About the need of boson sampling verification
First of all, let me point out that it is not a strict necessity to verify the output of a boson sampler. By this, I don't mean to say that it is not useful or interesting to try and do so, but rather that it is in some sense more of a practical than a fundamental necessity.
I think you yourself put up a good argument for this when you write
Maybe a supercomputer powerful enough to calculate the permanent can do the trick. But then everyone would have to believe both the supercomputer's results and the Boson Sampling results.
Indeed, there are many instances in which one solves a problem and trusts a solution which cannot really be fully verified. I mean, forget quantum mechanics, just use your computer to multiply two huge numbers. You probably have a high confidence that the result you get is correct, but how do you verify it without using another computer?
More generally, trust in a device's results comes from a variety of things, such as knowledge of the inner working of the device, and unit testing of the device itself (that is, testing that it works correctly for the special instances that you can verify with some other method).
The problem of boson sampling certification is no different. We know that, at some point, we will not be able to fully verify the output of a boson sampler, but that does not mean that we will not be able to trust it. If the device is built with due thoroughness, and its output is verified for a variety of small instances, and other tests that one is able to carry out are all successful, then at some point one builds up enough trust in the device to make a quantum supremacy claim (or whatever else one wants to use the boson sampler for) meaningful.
Is there anything about BosonSampling that can be easily verified?
Yes, there are properties that can be verified. Due to the sampling nature of the problem, what people typically do is to rule out alternative models that might have generated the observed samples. For example, Aaronson and Arkhipov (1309.7460) showed that the BosonSampling distribution is far from the uniform distribution in total variation distance (with high probability over the Haar-random matrices inducing the distribution), and gave a protocol to efficiently distinguish the two distributions.
A more recent work showing how statistical signatures can be used to certify the boson sampling distribution against alternative hypotheses is (Walschaers et al. 2014).
All other works that I am aware of focus on certifying specific aspects of a boson sampler, rather than directly tackling the problem of finding alternative distributions which are far from the BosonSampling one for random interferometers.
More specifically, one can isolate two major possible sources of error in a boson sampling apparatus: those arising from incorrectly implementing the interferometer, and those arising from the input photons not being what they should (that is, totally indistinguishable).
The first case is (relatively) easy to handle because one can efficiently characterise an interferometer using single-photons.
However, certifying the indistinguishability of input photons is trickier.
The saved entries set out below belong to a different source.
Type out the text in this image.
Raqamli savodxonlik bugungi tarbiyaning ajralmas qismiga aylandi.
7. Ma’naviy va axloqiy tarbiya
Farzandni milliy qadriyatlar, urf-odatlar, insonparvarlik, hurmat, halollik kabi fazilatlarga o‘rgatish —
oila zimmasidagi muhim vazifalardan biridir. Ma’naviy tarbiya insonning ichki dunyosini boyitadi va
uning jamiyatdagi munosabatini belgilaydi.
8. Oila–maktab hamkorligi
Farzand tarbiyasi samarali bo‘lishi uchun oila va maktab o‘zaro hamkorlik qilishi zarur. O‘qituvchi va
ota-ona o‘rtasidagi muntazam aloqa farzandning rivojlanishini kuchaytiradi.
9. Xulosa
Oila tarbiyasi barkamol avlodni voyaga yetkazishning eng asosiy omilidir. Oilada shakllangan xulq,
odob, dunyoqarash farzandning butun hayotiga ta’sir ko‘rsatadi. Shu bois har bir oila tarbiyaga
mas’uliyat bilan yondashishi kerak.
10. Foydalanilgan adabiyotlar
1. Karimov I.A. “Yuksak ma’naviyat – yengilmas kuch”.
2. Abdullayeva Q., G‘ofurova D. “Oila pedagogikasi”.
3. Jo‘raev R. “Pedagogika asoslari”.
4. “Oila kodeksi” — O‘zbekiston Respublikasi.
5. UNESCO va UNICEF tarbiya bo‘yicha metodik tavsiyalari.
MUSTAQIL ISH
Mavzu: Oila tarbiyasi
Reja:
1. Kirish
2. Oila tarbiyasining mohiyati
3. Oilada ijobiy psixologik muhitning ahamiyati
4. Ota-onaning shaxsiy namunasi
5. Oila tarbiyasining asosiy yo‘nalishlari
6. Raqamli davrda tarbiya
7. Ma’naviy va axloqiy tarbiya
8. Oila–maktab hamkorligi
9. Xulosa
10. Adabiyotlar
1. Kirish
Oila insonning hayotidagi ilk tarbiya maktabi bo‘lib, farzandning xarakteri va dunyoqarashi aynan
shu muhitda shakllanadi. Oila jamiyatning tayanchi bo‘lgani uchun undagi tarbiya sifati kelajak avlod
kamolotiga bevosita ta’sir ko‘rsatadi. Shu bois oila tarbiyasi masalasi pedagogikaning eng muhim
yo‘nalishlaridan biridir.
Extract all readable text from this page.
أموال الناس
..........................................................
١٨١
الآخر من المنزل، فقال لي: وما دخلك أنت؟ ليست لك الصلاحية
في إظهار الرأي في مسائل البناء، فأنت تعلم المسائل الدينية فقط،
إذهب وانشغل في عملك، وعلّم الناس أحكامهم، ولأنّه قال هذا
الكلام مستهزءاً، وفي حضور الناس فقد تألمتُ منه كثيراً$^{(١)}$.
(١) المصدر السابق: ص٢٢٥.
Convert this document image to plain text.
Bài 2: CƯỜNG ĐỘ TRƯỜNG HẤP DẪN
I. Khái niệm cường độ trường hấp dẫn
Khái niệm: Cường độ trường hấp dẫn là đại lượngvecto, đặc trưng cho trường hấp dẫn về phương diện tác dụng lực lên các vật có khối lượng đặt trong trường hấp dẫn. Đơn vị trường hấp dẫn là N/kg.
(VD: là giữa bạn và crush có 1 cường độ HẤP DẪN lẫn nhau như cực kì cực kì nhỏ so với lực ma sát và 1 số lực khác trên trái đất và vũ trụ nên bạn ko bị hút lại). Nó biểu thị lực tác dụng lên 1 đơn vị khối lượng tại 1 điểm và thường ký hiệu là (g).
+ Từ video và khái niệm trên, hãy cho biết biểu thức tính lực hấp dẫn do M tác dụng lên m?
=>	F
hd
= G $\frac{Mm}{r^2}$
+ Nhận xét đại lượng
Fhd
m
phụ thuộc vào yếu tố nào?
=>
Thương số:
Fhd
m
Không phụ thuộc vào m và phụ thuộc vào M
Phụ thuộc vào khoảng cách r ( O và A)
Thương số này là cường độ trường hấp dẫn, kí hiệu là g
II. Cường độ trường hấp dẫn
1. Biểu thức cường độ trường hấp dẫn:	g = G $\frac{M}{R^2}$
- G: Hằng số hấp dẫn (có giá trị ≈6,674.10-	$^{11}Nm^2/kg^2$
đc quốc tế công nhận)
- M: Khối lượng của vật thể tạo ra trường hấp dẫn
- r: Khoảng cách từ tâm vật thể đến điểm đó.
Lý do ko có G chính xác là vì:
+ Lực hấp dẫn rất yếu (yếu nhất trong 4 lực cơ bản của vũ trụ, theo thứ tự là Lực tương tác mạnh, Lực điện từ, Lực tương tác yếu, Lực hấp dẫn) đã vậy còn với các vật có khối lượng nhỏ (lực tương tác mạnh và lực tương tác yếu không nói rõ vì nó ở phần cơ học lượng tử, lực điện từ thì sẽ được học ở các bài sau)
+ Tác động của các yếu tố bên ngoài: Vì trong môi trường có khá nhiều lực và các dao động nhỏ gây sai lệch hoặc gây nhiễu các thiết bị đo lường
One idea to do this is to change the interferometer to a non-random one, such as the QFT interferometer, and see whether something can be efficiently verified in this simpler case. I won't try to add all the relevant references here, but this direction started with (Tichy et al. 2010, 2013).
Regarding the public verification aspect, there isn't anything done in this direction that I've heard of. I am also not sure whether it is even a particularly meaningful direction to explore: why should we require such a "high standard" of verification for a boson sampler, when for virtually any other kind of experiment we are satisfied with trusting the people doing the experiment to be good at what they are doing?